CP is an inflammatory disease of the periodontal supporting tissues caused by microorganisms in the dental biofilm [46]. The majority of key periodontal pathogens possess haemolytic activity [11]. It is reported that between a third to three quarters of patients with periodontitis harbor β-haemolytic bacteria, which can lead to the dissolution of erythrocyte [47]. The iron overload might be caused by the invasion of periodontal pathogens. In the present study, we found CP was the risk factor of increased serum ferritin, increased serum hepcidin and decreased hepcidin/ ferritin ratio. Therefore, a hypothesis can be proposed that CP might be regarded as an independent risk factor for iron overload in the body and inadequate hepcidin production. Moreover, T2DM might be promoted by iron excess and insufficient hepcidin production [14]. So, a speculation is proposed that CP might promote T2DM development by inducing iron overload and inadequate production of hepcidin, which still need further explore. By correcting hepcidin levels, we can prevent cellular iron overload and reduce the risk of diabetes [48]. Some studies have shown that increased hepcidin levels might help reduce the incidence of T2DM. Thus, several hepcidin-modulating drugs are currently under development [49]. For example, Ramos E et al. found minihepcidins, small drug-like hepcidin agonists, could help reduce the body iron overload [45]. Such new drugs may, at least hypothetically, ameliorate the endocrinal diabetic functions by reducing tissue iron retention [50]. And also, previous studies showed that after nonsurgical periodontal therapy, CP patients showed decreased ferritin and prohepcidin (the prohormone of hepcidin) levels, suggesting that the iron overload and inflammatory burden had improved after treatment [35, 51]. The results from the present study might provide theoretical evidence regarding the importance of control of periodontitis by using periodontal therapy in patients who are at a high risk of T2DM or those with T2DM.

Whole saliva is composed of secretions from major and minor salivary glands as well as the gingival crevicular fluid [25]. Human saliva is a rich reservoir of biological markers that monitor systemic conditions. Mythily et al. reported that T2DM-associated serum proteins could be detected mostly in saliva, which might be useful for T2DM screening [52]. On the other hand, Abdolsamadi et al. indicated that salivary melatonin plays a vital role in the pathogenesis of diabetes and periodontal diseases and might become a key biomarker in the diagnosis and treatment of these two diseases [53]. However, to our knowledge, no study has explored salivary indicators that can reflect iron metabolism disorder in T2DM patients with or without CP. In the present study, salivary ferritin levels were significantly higher in CP and T2DM groups compared with the control group.
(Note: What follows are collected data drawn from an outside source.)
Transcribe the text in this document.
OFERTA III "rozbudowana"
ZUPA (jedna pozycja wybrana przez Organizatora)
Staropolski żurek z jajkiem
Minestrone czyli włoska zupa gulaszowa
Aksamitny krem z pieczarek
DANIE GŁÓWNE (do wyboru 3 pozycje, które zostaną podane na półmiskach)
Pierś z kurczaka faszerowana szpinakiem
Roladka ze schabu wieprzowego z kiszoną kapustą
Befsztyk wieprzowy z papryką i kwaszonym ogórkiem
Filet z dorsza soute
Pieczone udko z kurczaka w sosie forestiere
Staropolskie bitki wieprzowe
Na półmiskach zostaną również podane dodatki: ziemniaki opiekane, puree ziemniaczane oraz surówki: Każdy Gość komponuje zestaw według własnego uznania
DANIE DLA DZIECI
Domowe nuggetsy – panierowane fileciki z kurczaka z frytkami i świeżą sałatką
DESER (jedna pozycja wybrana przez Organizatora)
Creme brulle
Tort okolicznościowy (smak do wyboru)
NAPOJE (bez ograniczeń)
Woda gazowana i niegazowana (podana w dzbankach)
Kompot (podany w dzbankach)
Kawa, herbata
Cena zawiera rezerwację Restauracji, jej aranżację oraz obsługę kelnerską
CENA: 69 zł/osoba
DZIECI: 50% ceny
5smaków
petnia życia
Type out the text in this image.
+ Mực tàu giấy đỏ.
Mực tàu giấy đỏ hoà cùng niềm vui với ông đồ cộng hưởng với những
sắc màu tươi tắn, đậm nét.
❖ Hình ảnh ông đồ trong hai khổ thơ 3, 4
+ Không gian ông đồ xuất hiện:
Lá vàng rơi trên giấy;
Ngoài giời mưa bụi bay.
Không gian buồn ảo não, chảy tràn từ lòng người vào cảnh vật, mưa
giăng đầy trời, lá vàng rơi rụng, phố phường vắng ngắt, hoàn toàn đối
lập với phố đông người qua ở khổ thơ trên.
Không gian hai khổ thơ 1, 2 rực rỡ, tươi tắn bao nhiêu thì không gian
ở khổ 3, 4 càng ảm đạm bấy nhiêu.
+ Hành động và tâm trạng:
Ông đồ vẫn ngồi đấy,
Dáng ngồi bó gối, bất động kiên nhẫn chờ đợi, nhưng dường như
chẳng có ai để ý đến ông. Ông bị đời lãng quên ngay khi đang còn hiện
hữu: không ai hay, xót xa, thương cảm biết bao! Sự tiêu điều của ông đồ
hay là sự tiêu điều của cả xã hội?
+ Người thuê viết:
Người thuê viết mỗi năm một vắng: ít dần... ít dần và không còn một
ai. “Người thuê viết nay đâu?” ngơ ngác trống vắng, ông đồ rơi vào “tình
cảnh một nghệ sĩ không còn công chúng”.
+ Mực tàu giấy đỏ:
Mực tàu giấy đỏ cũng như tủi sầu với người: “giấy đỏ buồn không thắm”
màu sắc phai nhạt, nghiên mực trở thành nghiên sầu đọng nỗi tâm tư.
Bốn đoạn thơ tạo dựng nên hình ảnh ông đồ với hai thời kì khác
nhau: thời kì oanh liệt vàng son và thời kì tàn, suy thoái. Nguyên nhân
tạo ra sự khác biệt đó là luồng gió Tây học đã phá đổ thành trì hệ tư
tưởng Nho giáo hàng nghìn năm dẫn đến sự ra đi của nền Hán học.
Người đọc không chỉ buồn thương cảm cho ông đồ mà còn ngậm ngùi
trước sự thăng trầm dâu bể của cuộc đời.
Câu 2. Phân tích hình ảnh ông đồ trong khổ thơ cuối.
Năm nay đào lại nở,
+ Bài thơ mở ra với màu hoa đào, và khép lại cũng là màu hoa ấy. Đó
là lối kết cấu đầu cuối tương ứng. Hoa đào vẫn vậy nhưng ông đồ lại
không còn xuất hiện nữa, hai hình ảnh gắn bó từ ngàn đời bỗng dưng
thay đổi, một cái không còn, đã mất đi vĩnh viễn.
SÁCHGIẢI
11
Curve fitting showed that the level of serum ferritin increased with salivary ferritin. Based on these results, salivary ferritin might be regarded as a reference for body iron load. Cicek et al. found that hepcidin was localized in the striated ducts of the sublingual and parotid glands, and salivary hepcidin levels (mean = 714.10 ng/mL, control group) were correlated with blood hepcidin levels [27]. Our study results showed that hepcidin can indeed be detected in the saliva, but its levels remained low (median = 1.12 ng/mL, control group). The wide difference between levels observed in our and in the previous study might be attributed to differences in participant age or race, which warrants further research for confirmation.

Conclusions

Our results imply that Iron overload and hepcidin inadequacy existed in CP with T2DM patients. Furthermore, salivary ferritin level might provide a reference for body iron load. Additional studies are needed to explore other potential influential factors of salivary hepcidin concentrations.